On a number of platforms and in his writings, the latest one being his book which he co-authored with Chika Okeke-Agulu, Contemporary African Art Since 1980, Okwui Enwezor frames the genesis of contemporary African art, as he defines it, within a historical time capsule from the 1980s to 1990s when harsh economic conditions in Africa, worsened by the ill-fated World Bank/International Monetary Fund (IMF)-prescribed SAP (Structural Adjustment Programs); fratricidal wars; corrupt, despotic governments; drought, famine, pestilence, etc.; a total breakdown of political and social structures, drove African artists, writers and intellectuals en masse to the West, apparently shifting the polarity of African art production and scholarship to the West.24This presupposes that the African Artist’s migration to the West is what gave birth to contemporary African art, predicating its global entry, reception and recognition. This further presupposes Enwezor turning his back to art on the African continent to focus his attention entirely on African Diaspora artists, making art in the African Diaspora the leitmotif of his curatorial activities and his professional career. He writes in his critique of africa ’95:
But much has changed in the continent. Major artists, intellectuals, and writers pressurized by totalitarian regimes have either fled into exile or have been silenced by censorship. Younger artists, in a climate of apathy and dire economic and political conditions, are no longer indebted to a vision of pan-Africanism which was supposed to be a binder of African consciousness and identity, and have joined the exodus.
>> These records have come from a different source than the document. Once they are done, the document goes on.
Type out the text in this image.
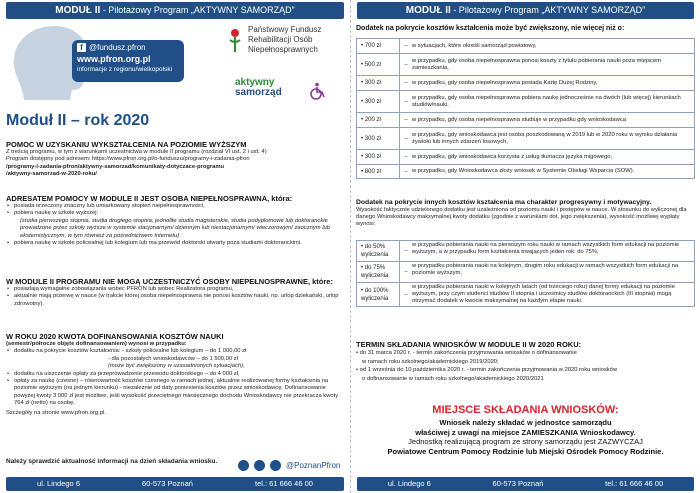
MODUŁ II - Pilotażowy Program „AKTYWNY SAMORZĄD”
f @fundusz.pfron
www.pfron.org.pl
informacje z regionu/wielkopolski
Państwowy Fundusz
Rehabilitacji Osób
Niepełnosprawnych
aktywny
samorząd
Moduł II – rok 2020
POMOC W UZYSKANIU WYKSZTAŁCENIA NA POZIOMIE WYŻSZYM
Z treścią programu, w tym z warunkami uczestnictwa w module II programu (rozdział VI ust. 2 i ust. 4)
Program dostępny pod adresem: https://www.pfron.org.pl/o-funduszu/programy-i-zadania-pfron
/programy-i-zadania-pfron/aktywny-samorzad/komunikaty-dotyczace-programu
/aktywny-samorzad-w-2020-roku/
ADRESATEM POMOCY W MODULE II JEST OSOBA NIEPEŁNOSPRAWNA, która:
• posiada orzeczony znaczny lub umiarkowany stopień niepełnosprawności,
• pobiera naukę w szkole wyższej:
(studia pierwszego stopnia, studia drugiego stopnia, jednolite studia magisterskie, studia podyplomowe lub doktoranckie prowadzone przez szkoły wyższe w systemie stacjonarnym/ dziennym lub niestacjonarnym/ wieczorowym/ zaocznym lub eksternistycznym, w tym również za pośrednictwem Internetu)
• pobiera naukę w szkole policealnej lub kolegium lub ma przewód doktorski otwarty poza studiami doktoranckimi.
W MODULE II PROGRAMU NIE MOGĄ UCZESTNICZYĆ OSOBY NIEPEŁNOSPRAWNE, które:
• posiadają wymagalne zobowiązania wobec PFRON lub wobec Realizatora programu,
• aktualnie mają przerwę w nauce (w trakcie której osoba niepełnosprawna nie ponosi kosztów nauki, np. urlop dziekański, urlop zdrowotny).
W ROKU 2020 KWOTA DOFINANSOWANIA KOSZTÓW NAUKI
(semestr/półrocze objęte dofinansowaniem) wynosi w przypadku:
• dodatku na pokrycie kosztów kształcenia: - szkoły policealne lub kolegium – do 1 000,00 zł
- dla pozostałych wnioskodawców – do 1 500,00 zł
(może być zwiększony w uzasadnionych sytuacjach),
• dodatku na uiszczenie opłaty za przeprowadzenie przewodu doktorskiego – do 4 000 zł,
• opłaty za naukę (czesne) – równowartość kosztów czesnego w ramach jednej, aktualnie realizowanej formy kształcenia na poziomie wyższym (na jednym kierunku) - niezależnie od daty poniesienia kosztów przez wnioskodawcę. Dofinansowanie powyżej kwoty 3 000 zł jest możliwe, jeśli wysokość przeciętnego miesięcznego dochodu Wnioskodawcy nie przekracza kwoty 764 zł (netto) na osobę.
Szczegóły na stronie www.pfron.org.pl.
Należy sprawdzić aktualność informacji na dzień składania wniosku.	@PoznanPfron
ul. Lindego 6	60-573 Poznań	tel.: 61 666 46 00
MODUŁ II - Pilotażowy Program „AKTYWNY SAMORZĄD”
Dodatek na pokrycie kosztów kształcenia może być zwiększony, nie więcej niż o:
• 700 zł	– w sytuacjach, które określi samorząd powiatowy,
• 500 zł	–
w przypadku, gdy osoba niepełnosprawna ponosi koszty z tytułu pobierania nauki poza miejscem zamieszkania,
• 300 zł	– w przypadku, gdy osoba niepełnosprawna posiada Kartę Dużej Rodziny,
• 300 zł	–
w przypadku, gdy osoba niepełnosprawna pobiera naukę jednocześnie na dwóch (lub więcej) kierunkach studiów/nauki,
• 200 zł	– w przypadku, gdy osoba niepełnosprawna studiuje w przypadku gdy wnioskodawca
• 300 zł	–
w przypadku, gdy wnioskodawca jest osoba poszkodowaną w 2019 lub w 2020 roku w wyniku działania żywiołu lub innych zdarzeń losowych,
• 300 zł	– w przypadku, gdy wnioskodawca korzysta z usług tłumacza języka migowego,
• 800 zł	– w przypadku, gdy Wnioskodawca złoży wniosek w Systemie Obsługi Wsparcia (SOW).
Dodatek na pokrycie innych kosztów kształcenia ma charakter progresywny i motywacyjny.
Wysokość faktycznie udzielonego dodatku jest uzależniona od poziomu nauki i postępów w nauce. W stosunku do wyliczonej dla danego Wnioskodawcy maksymalnej kwoty dodatku (zgodnie z warunkami dot. jego zwiększenia), wysokość możliwej wypłaty wynosi:
• do 50% wyliczenia
–
w przypadku pobierania nauki na pierwszym roku nauki w ramach wszystkich form edukacji na poziomie wyższym, a w przypadku form kształcenia trwających jeden rok: do 75%,
• do 75% wyliczenia
–
w przypadku pobierania nauki na kolejnym, drugim roku edukacji w ramach wszystkich form edukacji na poziomie wyższym,
• do 100% wyliczenia
–
w przypadku pobierania nauki w kolejnych latach (od trzeciego roku) danej formy edukacji na poziomie wyższym, przy czym studenci studiów II stopnia i uczestnicy studiów doktoranckich (III stopnia) mogą otrzymać dodatek w kwocie maksymalnej na każdym etapie nauki.
TERMIN SKŁADANIA WNIOSKÓW W MODULE II W 2020 ROKU:
• do 31 marca 2020 r. - termin zakończenia przyjmowania wniosków o dofinansowanie
w ramach roku szkolnego/akademickiego 2019/2020;
• od 1 września do 10 października 2020 r. - termin zakończenia przyjmowania w 2020 roku wniosków
o dofinansowanie w ramach roku szkolnego/akademickiego 2020/2021
MIEJSCE SKŁADANIA WNIOSKÓW:
Wniosek należy składać w jednostce samorządu
właściwej z uwagi na miejsce ZAMIESZKANIA Wnioskodawcy.
Jednostką realizującą program ze strony samorządu jest ZAZWYCZAJ
Powiatowe Centrum Pomocy Rodzinie lub Miejski Ośrodek Pomocy Rodzinie.
ul. Lindego 6	60-573 Poznań	tel.: 61 666 46 00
The unfortunate outcome of this flow of talent has meant that a great many African artists who either once contributed or would have contributed immensely to the debate of Africa’s 20th Century are no longer resident in the continent. This is a major shift, reversing much of the pioneering work undertaken in the 50s and 60s.
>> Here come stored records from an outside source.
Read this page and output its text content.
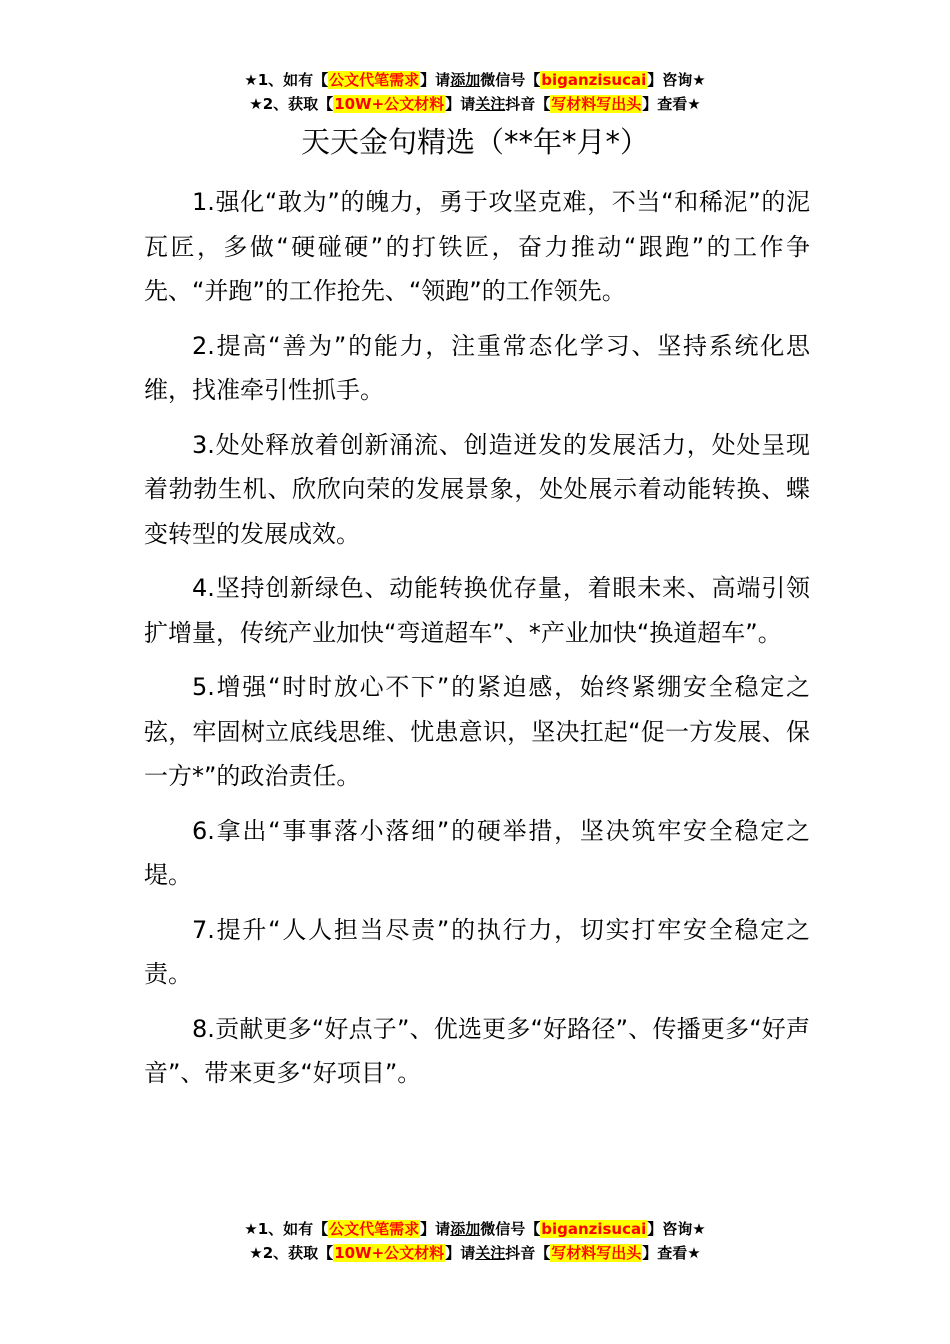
★1、如有【公文代笔需求】请添加微信号【biganzisucai】咨询★
★2、获取【10W+公文材料】请关注抖音【写材料写出头】查看★
天天金句精选（**年*月*）

1.强化“敢为”的魄力，勇于攻坚克难，不当“和稀泥”的泥瓦匠，多做“硬碰硬”的打铁匠，奋力推动“跟跑”的工作争先、“并跑”的工作抢先、“领跑”的工作领先。

2.提高“善为”的能力，注重常态化学习、坚持系统化思维，找准牵引性抓手。

3.处处释放着创新涌流、创造迸发的发展活力，处处呈现着勃勃生机、欣欣向荣的发展景象，处处展示着动能转换、蝶变转型的发展成效。

4.坚持创新绿色、动能转换优存量，着眼未来、高端引领扩增量，传统产业加快“弯道超车”、*产业加快“换道超车”。

5.增强“时时放心不下”的紧迫感，始终紧绷安全稳定之弦，牢固树立底线思维、忧患意识，坚决扛起“促一方发展、保一方*”的政治责任。

6.拿出“事事落小落细”的硬举措，坚决筑牢安全稳定之堤。

7.提升“人人担当尽责”的执行力，切实打牢安全稳定之责。

8.贡献更多“好点子”、优选更多“好路径”、传播更多“好声音”、带来更多“好项目”。

★1、如有【公文代笔需求】请添加微信号【biganzisucai】咨询★
★2、获取【10W+公文材料】请关注抖音【写材料写出头】查看★
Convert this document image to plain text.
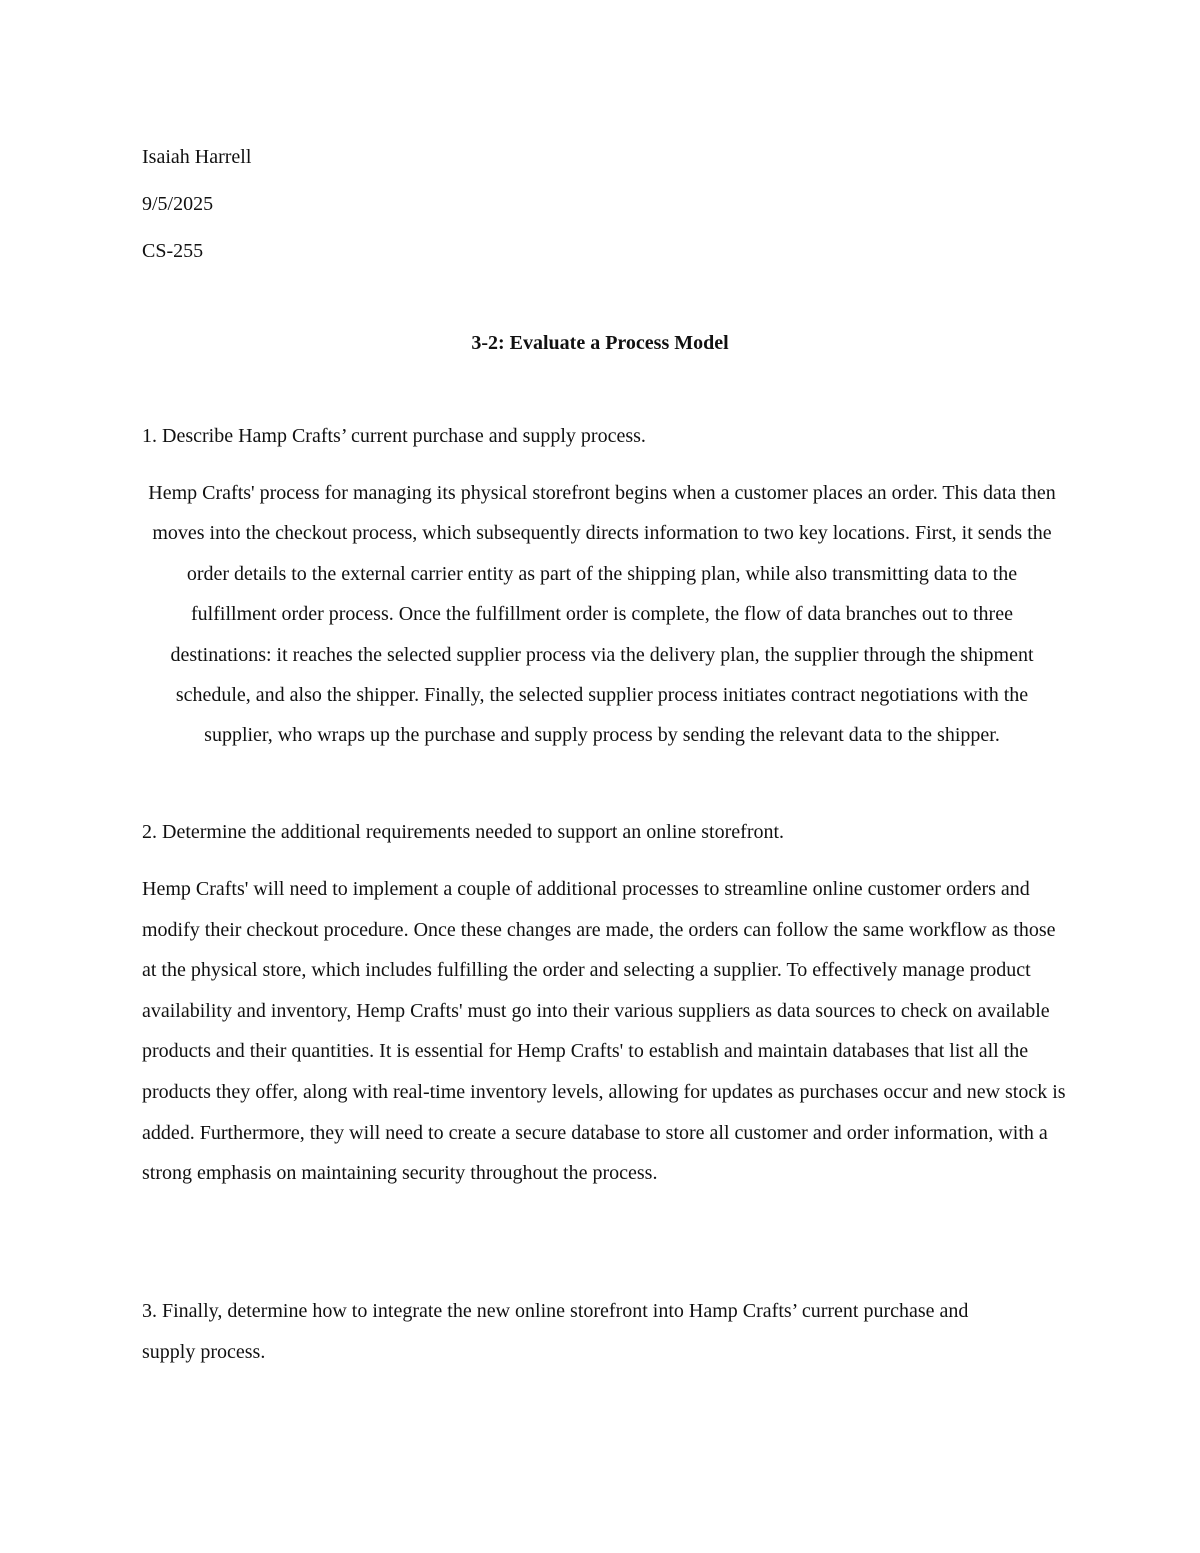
Isaiah Harrell

9/5/2025

CS-255

3-2: Evaluate a Process Model

1. Describe Hamp Crafts’ current purchase and supply process.

Hemp Crafts' process for managing its physical storefront begins when a customer places an order. This data then moves into the checkout process, which subsequently directs information to two key locations. First, it sends the order details to the external carrier entity as part of the shipping plan, while also transmitting data to the fulfillment order process. Once the fulfillment order is complete, the flow of data branches out to three destinations: it reaches the selected supplier process via the delivery plan, the supplier through the shipment schedule, and also the shipper. Finally, the selected supplier process initiates contract negotiations with the supplier, who wraps up the purchase and supply process by sending the relevant data to the shipper.

2. Determine the additional requirements needed to support an online storefront.

Hemp Crafts' will need to implement a couple of additional processes to streamline online customer orders and modify their checkout procedure. Once these changes are made, the orders can follow the same workflow as those at the physical store, which includes fulfilling the order and selecting a supplier. To effectively manage product availability and inventory, Hemp Crafts' must go into their various suppliers as data sources to check on available products and their quantities. It is essential for Hemp Crafts' to establish and maintain databases that list all the products they offer, along with real-time inventory levels, allowing for updates as purchases occur and new stock is added. Furthermore, they will need to create a secure database to store all customer and order information, with a strong emphasis on maintaining security throughout the process.

3. Finally, determine how to integrate the new online storefront into Hamp Crafts’ current purchase and supply process.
There are serious factual inaccuracies in this assertion of Enwezor. Unlike the Second World War, which drove most of the twentieth century avant-garde artists from Paris, which was the world capital of art then, to New York, thereby making New York the new world capital of art (It has remained so till today), the exodus which took place from Africa, because of the strangulating economic conditions, dictatorial regimes, SAP, etc., paradoxically, did not shift in any way the production of art from Africa to the West, warranting the current marginalization of contemporary art on the continent. I will challenge Enwezor any day on this issue.